The cluster design includes the following features:
- AWS Neuron SDK pre-installed.
- Elastic compute queue featuring Trn1 instances
- High-speed, low-latency networking with Amazon Elastic Fabric Adapter (EFA).
- Performant shared scratch storage (based on Amazon FSx for Lustre) available at
/fsx
.
If you are not sure whether your account can use Trn1 instances, try to launch one in the Amazon EC2 console before using this recipe. If you are unable to, reach out to your account manager to ensure Trainium access is enabled for your account.
- Create a basic HPC networking configuration in a Region and Availability Zone where Trn1 instances are available. You can do this manually or using the net/hpc_basic recipe.
- Ensure you have an Amazon EC2 SSH key created in the Region where you want to launch your Trn1 cluster.
- Launch the cluster template
- Follow the instructions in the AWS CloudFormation console. When you configure the queue sizes (i.e.
ComputeInstanceMax
), choose a value that is consistent with your service quota.
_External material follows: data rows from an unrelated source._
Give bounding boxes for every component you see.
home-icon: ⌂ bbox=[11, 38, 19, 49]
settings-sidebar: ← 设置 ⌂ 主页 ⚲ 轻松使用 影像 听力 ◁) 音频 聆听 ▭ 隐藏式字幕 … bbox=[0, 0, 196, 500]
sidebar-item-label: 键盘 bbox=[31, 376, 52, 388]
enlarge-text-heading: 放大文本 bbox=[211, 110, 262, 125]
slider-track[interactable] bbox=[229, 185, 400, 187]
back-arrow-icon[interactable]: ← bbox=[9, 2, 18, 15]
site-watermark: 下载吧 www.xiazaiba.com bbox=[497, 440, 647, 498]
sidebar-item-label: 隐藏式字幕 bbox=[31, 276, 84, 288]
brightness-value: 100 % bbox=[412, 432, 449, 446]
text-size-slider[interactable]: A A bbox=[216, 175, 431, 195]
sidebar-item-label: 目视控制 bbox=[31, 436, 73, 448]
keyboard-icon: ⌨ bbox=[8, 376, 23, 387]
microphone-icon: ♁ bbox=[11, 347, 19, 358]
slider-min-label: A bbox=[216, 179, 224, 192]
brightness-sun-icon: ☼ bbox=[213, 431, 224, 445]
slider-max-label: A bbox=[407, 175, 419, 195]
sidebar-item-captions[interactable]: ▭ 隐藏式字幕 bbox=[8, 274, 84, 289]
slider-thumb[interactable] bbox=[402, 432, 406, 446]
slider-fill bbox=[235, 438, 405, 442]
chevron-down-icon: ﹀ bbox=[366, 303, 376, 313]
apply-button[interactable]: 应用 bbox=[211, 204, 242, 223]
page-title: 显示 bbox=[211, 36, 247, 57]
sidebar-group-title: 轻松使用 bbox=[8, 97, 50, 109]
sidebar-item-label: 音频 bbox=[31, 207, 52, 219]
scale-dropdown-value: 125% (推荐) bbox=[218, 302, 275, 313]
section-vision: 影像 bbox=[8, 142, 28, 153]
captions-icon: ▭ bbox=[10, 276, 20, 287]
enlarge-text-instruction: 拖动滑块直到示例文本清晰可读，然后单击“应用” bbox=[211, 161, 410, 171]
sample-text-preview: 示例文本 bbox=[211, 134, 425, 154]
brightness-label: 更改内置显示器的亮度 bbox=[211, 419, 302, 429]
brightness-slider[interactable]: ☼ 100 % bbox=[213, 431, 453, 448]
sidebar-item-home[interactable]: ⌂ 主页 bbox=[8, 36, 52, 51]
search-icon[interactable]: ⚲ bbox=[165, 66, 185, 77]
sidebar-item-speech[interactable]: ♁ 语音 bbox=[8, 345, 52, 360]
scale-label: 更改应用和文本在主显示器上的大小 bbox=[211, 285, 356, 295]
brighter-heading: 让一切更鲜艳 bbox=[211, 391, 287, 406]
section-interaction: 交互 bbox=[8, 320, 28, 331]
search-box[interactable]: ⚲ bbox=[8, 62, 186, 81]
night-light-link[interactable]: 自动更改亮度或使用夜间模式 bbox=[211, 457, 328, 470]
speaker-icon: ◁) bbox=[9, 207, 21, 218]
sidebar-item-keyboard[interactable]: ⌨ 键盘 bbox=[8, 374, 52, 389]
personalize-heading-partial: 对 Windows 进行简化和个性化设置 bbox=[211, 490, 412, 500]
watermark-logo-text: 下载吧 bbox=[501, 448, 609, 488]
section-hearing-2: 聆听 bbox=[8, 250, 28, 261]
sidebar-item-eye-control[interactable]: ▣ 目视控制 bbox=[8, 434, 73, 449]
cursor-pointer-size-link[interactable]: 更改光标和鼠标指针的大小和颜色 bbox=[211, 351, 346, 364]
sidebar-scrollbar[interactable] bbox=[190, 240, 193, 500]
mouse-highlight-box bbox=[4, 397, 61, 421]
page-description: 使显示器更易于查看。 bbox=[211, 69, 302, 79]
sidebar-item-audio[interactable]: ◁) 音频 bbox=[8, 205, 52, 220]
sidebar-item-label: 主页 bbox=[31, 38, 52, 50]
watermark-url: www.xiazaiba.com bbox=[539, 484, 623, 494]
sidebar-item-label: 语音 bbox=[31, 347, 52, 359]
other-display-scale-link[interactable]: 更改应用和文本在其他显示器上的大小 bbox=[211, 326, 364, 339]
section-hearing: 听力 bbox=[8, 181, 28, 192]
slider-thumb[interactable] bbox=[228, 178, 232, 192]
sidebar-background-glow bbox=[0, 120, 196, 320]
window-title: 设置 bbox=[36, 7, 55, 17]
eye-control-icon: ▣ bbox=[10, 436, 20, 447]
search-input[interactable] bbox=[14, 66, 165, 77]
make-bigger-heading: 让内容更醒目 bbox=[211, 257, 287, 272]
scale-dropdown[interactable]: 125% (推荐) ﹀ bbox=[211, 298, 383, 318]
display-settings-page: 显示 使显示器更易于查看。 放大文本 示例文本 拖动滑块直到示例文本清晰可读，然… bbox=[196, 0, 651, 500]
- Follow the instructions in the AWS CloudFormation console. When you configure the queue sizes (i.e.
- Monitor the status of the AWS CloudFormation stack. When its status reaches
CREATE_COMPLETE
, navigate to its Outputs tab to find information you need to access the cluster.
If you want to use SSH to access the cluster, you will need its public IP (from above). Using your local terminal, connect via SSH like so: ssh -i KeyPair.pem ubuntu@HeadNodeIp
where KeyPair.pem
is the path to the EC2 keypair you specified when launcing the cluster and HeadNodeIp
is the IP address from above.
You can also use AWS Systems Manager to access the cluster. You can follow the link found in Outputs > SystemManagerUrl. Or, you can navigate to the Instances panel in the Amazon EC2 Console. Find the instance named HeadNode - this is your cluster's access node. Select that instance, then choose Actions followed by Connect. On the Connect to instance page, navigate to Session Manager then choose Connect.
Once you are on the system, consult the repo Train a model on AWS Trn1 ParallelCluster to learn what to do next.
When you are done using your cluster, you can delete it and all its associated resources by navigating to the AWS CloudFormation console and deleting the relevant stack. Note that data on the /fsx
volume will be deleted. If you want to keep it, find the relevant FSx for Lustre volume in the AWS console and back it up.